Housing advocates are urging MPs to ignore 'fearmongering' and support Labor's proposed changes to negative gearing and capital gains tax, calling the reforms 'long overdue' as Australia grapples with a deepening housing crisis.
The Guardian reports that community organizations are mounting pressure on crossbench MPs and moderate Liberals to support the legislation, arguing that decades of tax policy favoring property investors have priced an entire generation out of homeownership.
Labor's finally taking on negative gearing—the policy sacred cow that's dominated Australian housing debate since the 1980s. This is the reform they tried and failed to sell in 2019. Will it work this time?
The proposed changes would limit negative gearing to new builds only, preventing investors from claiming tax deductions on losses from existing properties. The capital gains tax discount for investment properties would also be reduced. The goal: redirect investor capital toward new housing construction rather than bidding up prices on existing homes.
Opponents are already running the same playbook from 2019—claims that rents will skyrocket, that investors will flee the market, that the changes amount to class warfare. Housing advocates say that's fearmongering unsupported by evidence.

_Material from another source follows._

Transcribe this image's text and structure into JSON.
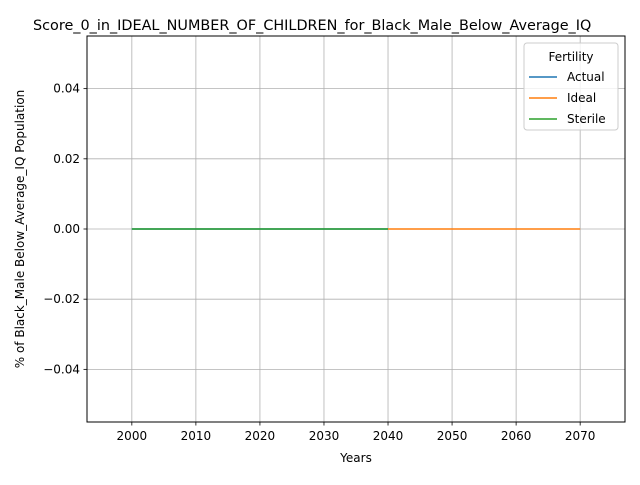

The economic research suggests the rent impact would be minimal—maybe a dollar or two per week—and that the reforms would primarily affect high-income earners using property tax breaks to reduce their tax bills.
For Australia's housing crisis, this represents Labor's most significant intervention yet. But the political risk is enormous. The property lobby is powerful, voters are sensitive to anything affecting house prices, and the opposition will hammer the government relentlessly.
Whether crossbenchers support the legislation could determine not just housing policy but Anthony Albanese's government's legacy. This is the sort of reform that defines whether a government was willing to tackle hard problems or played it safe.